Counterexample: Let $\eta$ be a nontrivial smooth function supported in $[0,1]$. Then
$$f_n(x) = \eta( 1- nx)$$
has support in $[1-\frac 1n, 1]$. $f_n$ converges uniformly to the zero function on $[0,\lambda]$ for all $\lambda <1$, and converge pointwisely to the zero function on $[0,1]$. But the convergence is not uniform.
However, if
$$f_m(x) = \sum_{n=0}^m a_n x^n,\ \ \ f(x) = \sum_{n=0}^\infty a_n x^n$$
and $\sum a_n$ exists, then the assertion is true.
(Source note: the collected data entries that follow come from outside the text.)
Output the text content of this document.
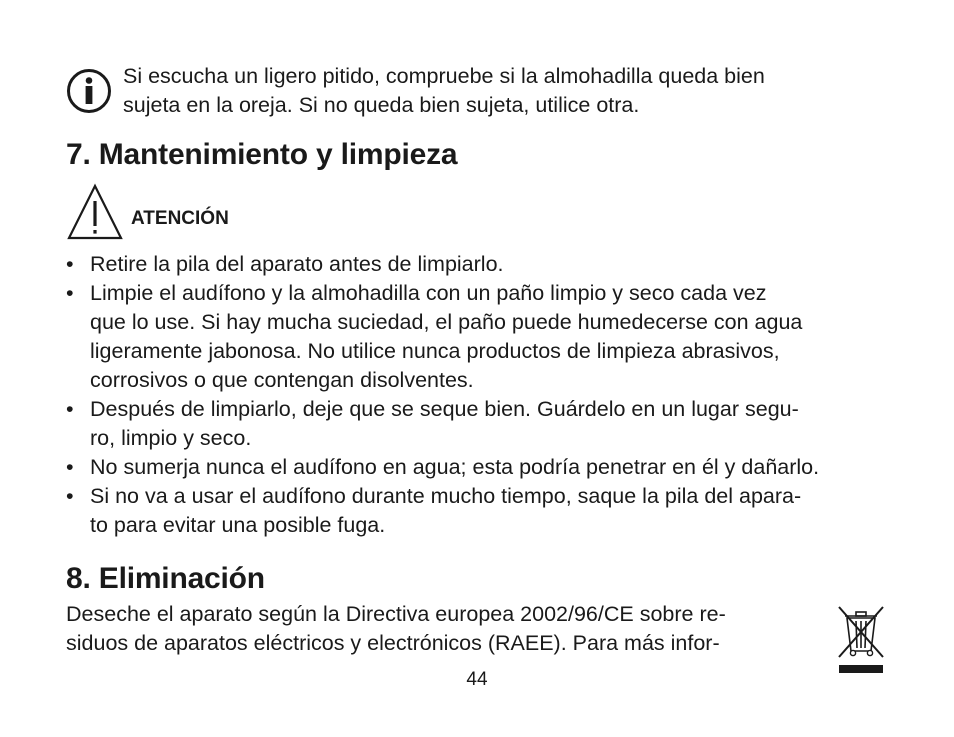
Si escucha un ligero pitido, compruebe si la almohadilla queda bien
sujeta en la oreja. Si no queda bien sujeta, utilice otra.
7. Mantenimiento y limpieza
ATENCIÓN
• Retire la pila del aparato antes de limpiarlo.
• Limpie el audífono y la almohadilla con un paño limpio y seco cada vez
que lo use. Si hay mucha suciedad, el paño puede humedecerse con agua
ligeramente jabonosa. No utilice nunca productos de limpieza abrasivos,
corrosivos o que contengan disolventes.
• Después de limpiarlo, deje que se seque bien. Guárdelo en un lugar segu-
ro, limpio y seco.
• No sumerja nunca el audífono en agua; esta podría penetrar en él y dañarlo.
• Si no va a usar el audífono durante mucho tiempo, saque la pila del apara-
to para evitar una posible fuga.
8. Eliminación
Deseche el aparato según la Directiva europea 2002/96/CE sobre re-
siduos de aparatos eléctricos y electrónicos (RAEE). Para más infor-
44
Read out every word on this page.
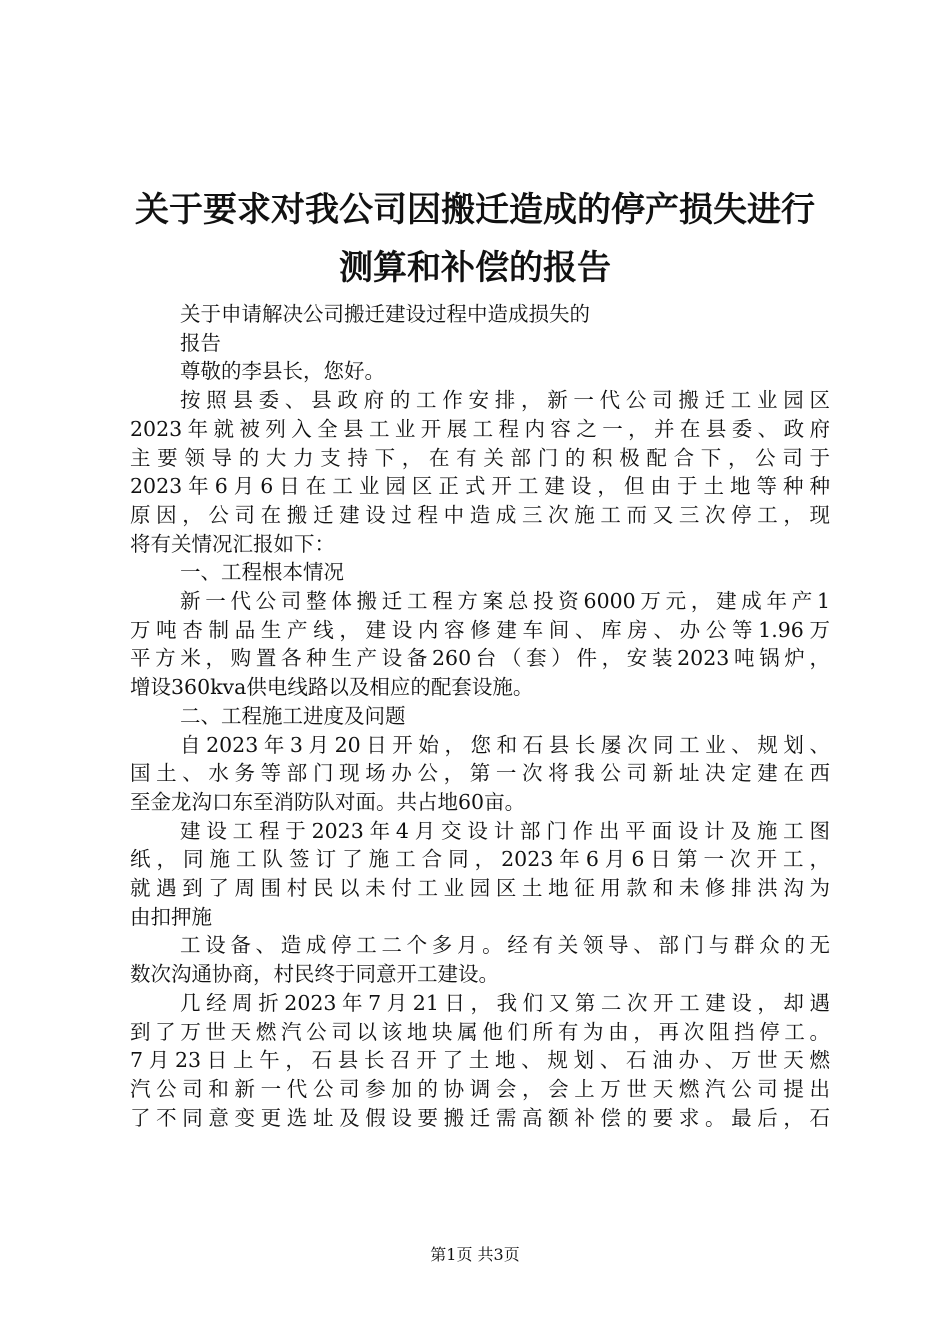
关于要求对我公司因搬迁造成的停产损失进行
测算和补偿的报告

关于申请解决公司搬迁建设过程中造成损失的

报告

尊敬的李县长，您好。

按照县委、县政府的工作安排，新一代公司搬迁工业园区

2023年就被列入全县工业开展工程内容之一，并在县委、政府

主要领导的大力支持下，在有关部门的积极配合下，公司于

2023年6月6日在工业园区正式开工建设，但由于土地等种种

原因，公司在搬迁建设过程中造成三次施工而又三次停工，现

将有关情况汇报如下：

一、工程根本情况

新一代公司整体搬迁工程方案总投资6000万元，建成年产1

万吨杏制品生产线，建设内容修建车间、库房、办公等1.96万

平方米，购置各种生产设备260台（套）件，安装2023吨锅炉，

增设360kva供电线路以及相应的配套设施。

二、工程施工进度及问题

自2023年3月20日开始，您和石县长屡次同工业、规划、

国土、水务等部门现场办公，第一次将我公司新址决定建在西

至金龙沟口东至消防队对面。共占地60亩。

建设工程于2023年4月交设计部门作出平面设计及施工图

纸，同施工队签订了施工合同，2023年6月6日第一次开工，

就遇到了周围村民以未付工业园区土地征用款和未修排洪沟为

由扣押施

工设备、造成停工二个多月。经有关领导、部门与群众的无

数次沟通协商，村民终于同意开工建设。

几经周折2023年7月21日，我们又第二次开工建设，却遇

到了万世天燃汽公司以该地块属他们所有为由，再次阻挡停工。

7月23日上午，石县长召开了土地、规划、石油办、万世天燃

汽公司和新一代公司参加的协调会，会上万世天燃汽公司提出

了不同意变更选址及假设要搬迁需高额补偿的要求。最后，石

第1页 共3页
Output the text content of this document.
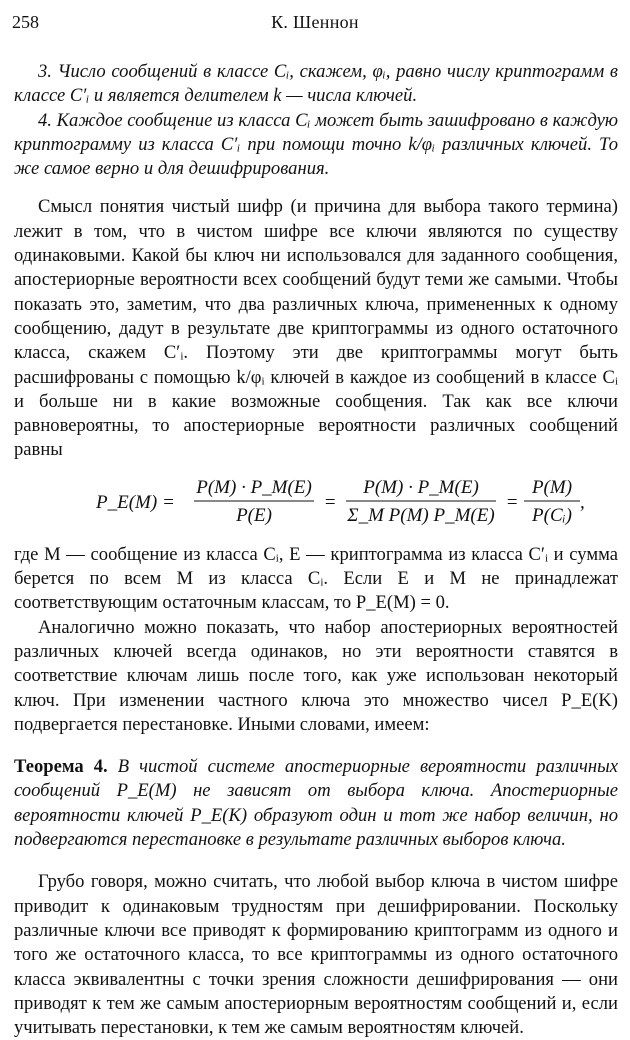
258	К. Шеннон

3. Число сообщений в классе Cᵢ, скажем, φᵢ, равно числу криптограмм в классе C′ᵢ и является делителем k — числа ключей.

4. Каждое сообщение из класса Cᵢ может быть зашифровано в каждую криптограмму из класса C′ᵢ при помощи точно k/φᵢ различных ключей. То же самое верно и для дешифрирования.

Смысл понятия чистый шифр (и причина для выбора такого термина) лежит в том, что в чистом шифре все ключи являются по существу одинаковыми. Какой бы ключ ни использовался для заданного сообщения, апостериорные вероятности всех сообщений будут теми же самыми. Чтобы показать это, заметим, что два различных ключа, примененных к одному сообщению, дадут в результате две криптограммы из одного остаточного класса, скажем C′ᵢ. Поэтому эти две криптограммы могут быть расшифрованы с помощью k/φᵢ ключей в каждое из сообщений в классе Cᵢ и больше ни в какие возможные сообщения. Так как все ключи равновероятны, то апостериорные вероятности различных сообщений равны

P_E(M) =
P(M) · P_M(E)
P(E)
=
P(M) · P_M(E)
Σ_M P(M) P_M(E)
=
P(M)
P(Cᵢ)
,

где M — сообщение из класса Cᵢ, E — криптограмма из класса C′ᵢ и сумма берется по всем M из класса Cᵢ. Если E и M не принадлежат соответствующим остаточным классам, то P_E(M) = 0.

Аналогично можно показать, что набор апостериорных вероятностей различных ключей всегда одинаков, но эти вероятности ставятся в соответствие ключам лишь после того, как уже использован некоторый ключ. При изменении частного ключа это множество чисел P_E(K) подвергается перестановке. Иными словами, имеем:

Теорема 4. В чистой системе апостериорные вероятности различных сообщений P_E(M) не зависят от выбора ключа. Апостериорные вероятности ключей P_E(K) образуют один и тот же набор величин, но подвергаются перестановке в результате различных выборов ключа.

Грубо говоря, можно считать, что любой выбор ключа в чистом шифре приводит к одинаковым трудностям при дешифрировании. Поскольку различные ключи все приводят к формированию криптограмм из одного и того же остаточного класса, то все криптограммы из одного остаточного класса эквивалентны с точки зрения сложности дешифрирования — они приводят к тем же самым апостериорным вероятностям сообщений и, если учитывать перестановки, к тем же самым вероятностям ключей.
Proof: Let $s_n = a_0+ a_1 +\cdots a_n, s_{-1} = 0$. Note that $s_n \to s = \sum a_n$. Now we have
$$f_m(x) = \sum_{n=0}^m a_nx^n = \sum_{n=1}^m (s_n - s_{n-1})x^n = (1-x)\sum_{n=0}^{m-1} s_n x^n + s_m x^m$$
This means
$$\begin{split}|f_m(x) - f_m(1)| &= \left| (1-x)\sum_{n=0}^{m-1} s_n x^n + s_m x^m - s_m \right|\\ &=\left| (1-x)\sum_{n=0}^{m-1} s_n x^n - s_m(1-x) \sum_{n=0}^{m-1} x^n\right| \\ &= (1-x) \left| \sum_{n=0}^{m-1} (s_n -s_m) x^n \right|. \end{split}$$
Now as $s_n \to s$, then $\{s_n\}$ is Cauchy and so there is $K$ so that $|s_n - s_m| < \epsilon/6$ for all $m, n \ge K$.
Now for all $m \ge K$,
$$\begin{split} (1-x) \left| \sum_{n=0}^{m-1} (s_n -s_m) x^n \right| &=(1-x) \left| \sum_{n=0}^{K} (s_n -s_m) x^n + \sum_{n=K}^{m-1} (s_n -s_m) x^n\right| \\ &\le (1-x) M_K + \frac{\epsilon }{6}(1-x) \sum_{n=K}^{m-1} x^n \\ &\le (1-x) M_K + \frac\epsilon 6(1-x) \sum_{n=0}^{\infty} x^n \\ &= (1-x) M_K + \frac\epsilon 6 \end{split}$$
for all $x\in [0,1]$. (Note that the argument does not work for $x=1$, but the inequality is satisfied trivially in that case). In particular, if $x$ is close to one so that $|1-x |< \frac{\epsilon}{6M_K}$, then
$$|f_m(x) - f_m(1)| <\frac{\epsilon}{3}$$
for all $m\ge K$ and $x$ close to $1$. This is precisely what you need to show the uniform convergence.
Remark: The above proof is a small modification of the proof of Abel's theorem that I found in Rudin's PMA.